There are a lot of ideas to prove it, but I've saw an exercise with following statement :
Prove that if $\sum_{p \le x} \frac{\log p}{p} - \log x = \lambda + o(1)$ , then asymptotic law holds.
I don't know where is the connection between them?
If we know that $$ \sum_{p\leq x}\frac{\log p}{p} = \log(x)-\lambda+o(1) $$ holds, we also know that $$ \sum_{x/2<p\leq x}\frac{\log p}{p} = \log(2)+o(1) $$ holds.
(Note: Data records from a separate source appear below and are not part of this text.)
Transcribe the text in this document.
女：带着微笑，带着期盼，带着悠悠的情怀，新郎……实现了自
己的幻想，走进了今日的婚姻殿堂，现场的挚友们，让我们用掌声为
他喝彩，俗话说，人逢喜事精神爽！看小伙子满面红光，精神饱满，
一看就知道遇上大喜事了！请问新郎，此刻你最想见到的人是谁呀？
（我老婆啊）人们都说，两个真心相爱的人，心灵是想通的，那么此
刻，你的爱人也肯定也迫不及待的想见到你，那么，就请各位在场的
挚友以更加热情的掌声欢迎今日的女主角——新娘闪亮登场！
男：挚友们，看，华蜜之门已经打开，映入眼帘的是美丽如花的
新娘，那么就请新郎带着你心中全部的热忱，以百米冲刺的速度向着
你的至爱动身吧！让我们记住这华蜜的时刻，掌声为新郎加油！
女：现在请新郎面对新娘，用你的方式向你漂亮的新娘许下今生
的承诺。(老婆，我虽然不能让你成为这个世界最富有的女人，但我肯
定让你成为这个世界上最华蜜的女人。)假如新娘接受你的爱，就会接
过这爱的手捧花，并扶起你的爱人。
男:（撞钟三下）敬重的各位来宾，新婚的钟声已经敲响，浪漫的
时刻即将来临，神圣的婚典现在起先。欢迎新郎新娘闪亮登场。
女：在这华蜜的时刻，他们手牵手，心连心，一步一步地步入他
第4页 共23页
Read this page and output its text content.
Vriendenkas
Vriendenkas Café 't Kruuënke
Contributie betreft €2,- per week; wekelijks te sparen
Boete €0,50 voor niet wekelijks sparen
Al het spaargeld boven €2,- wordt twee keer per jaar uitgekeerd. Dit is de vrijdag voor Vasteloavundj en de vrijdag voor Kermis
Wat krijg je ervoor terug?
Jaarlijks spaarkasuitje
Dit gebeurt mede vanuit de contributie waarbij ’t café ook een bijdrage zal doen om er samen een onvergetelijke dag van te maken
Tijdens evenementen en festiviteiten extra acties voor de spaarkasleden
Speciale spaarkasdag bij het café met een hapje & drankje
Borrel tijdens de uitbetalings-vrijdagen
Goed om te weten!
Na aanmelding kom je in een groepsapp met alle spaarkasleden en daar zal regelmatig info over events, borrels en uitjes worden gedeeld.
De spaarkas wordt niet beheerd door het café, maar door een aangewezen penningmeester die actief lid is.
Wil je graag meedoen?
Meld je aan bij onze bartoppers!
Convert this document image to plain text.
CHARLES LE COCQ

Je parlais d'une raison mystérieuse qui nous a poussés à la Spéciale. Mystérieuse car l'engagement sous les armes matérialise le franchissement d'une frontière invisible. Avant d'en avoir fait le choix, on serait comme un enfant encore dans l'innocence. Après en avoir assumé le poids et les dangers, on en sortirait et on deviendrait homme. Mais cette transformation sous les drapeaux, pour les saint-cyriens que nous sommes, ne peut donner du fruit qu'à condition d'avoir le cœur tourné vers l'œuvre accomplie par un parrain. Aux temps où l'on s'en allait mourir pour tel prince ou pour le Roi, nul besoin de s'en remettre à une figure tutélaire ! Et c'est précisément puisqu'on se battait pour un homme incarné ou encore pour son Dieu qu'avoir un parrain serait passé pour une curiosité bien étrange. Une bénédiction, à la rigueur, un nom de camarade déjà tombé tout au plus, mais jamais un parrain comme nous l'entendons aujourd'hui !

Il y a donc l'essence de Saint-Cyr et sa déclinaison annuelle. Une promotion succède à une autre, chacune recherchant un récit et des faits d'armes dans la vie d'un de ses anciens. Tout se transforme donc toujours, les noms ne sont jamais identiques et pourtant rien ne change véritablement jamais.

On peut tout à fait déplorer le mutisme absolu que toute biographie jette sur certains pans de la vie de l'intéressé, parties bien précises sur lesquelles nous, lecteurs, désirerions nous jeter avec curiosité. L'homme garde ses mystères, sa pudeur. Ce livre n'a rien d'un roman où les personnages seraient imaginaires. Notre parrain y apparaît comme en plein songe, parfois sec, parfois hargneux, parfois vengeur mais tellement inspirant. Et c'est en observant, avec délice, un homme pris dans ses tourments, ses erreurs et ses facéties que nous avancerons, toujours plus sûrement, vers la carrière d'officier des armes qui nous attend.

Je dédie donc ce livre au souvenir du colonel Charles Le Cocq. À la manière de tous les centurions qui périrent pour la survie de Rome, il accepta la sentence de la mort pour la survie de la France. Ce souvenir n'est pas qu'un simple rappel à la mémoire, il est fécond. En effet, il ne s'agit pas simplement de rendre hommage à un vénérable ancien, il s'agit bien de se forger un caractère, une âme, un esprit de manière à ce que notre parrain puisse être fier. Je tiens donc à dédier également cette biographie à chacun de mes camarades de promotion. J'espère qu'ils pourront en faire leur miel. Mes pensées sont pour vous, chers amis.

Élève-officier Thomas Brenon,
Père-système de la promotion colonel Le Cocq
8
All the terms of the above sum are bounded between $\frac{\log(x/2)}{x/2}$ and $\frac{\log(x)}{x}$, so $$ \log(2)+o(1) \geq \left[\pi(x)-\pi(x/2)\right]\frac{\log x}{x}, $$ $$ \log(2)+o(1) \leq \left[\pi(x)-\pi(x/2)\right]\frac{\log(x)}{x/2} $$ or $$ (\log(2)+o(1))\frac{x}{2\log(x)}\leq\pi(x)-\pi(x/2) \leq (\log(2)+o(1))\frac{x}{\log x}.$$ By replacing $x$ with $x/2,x/4,x/8,\ldots$ and summing all these inequality we get $$ A\frac{x}{\log x}\leq \pi(x) \leq B\frac{x}{\log x} $$ as wanted, with $A\approx \log(2)$ and $B\approx 2\log(2)$.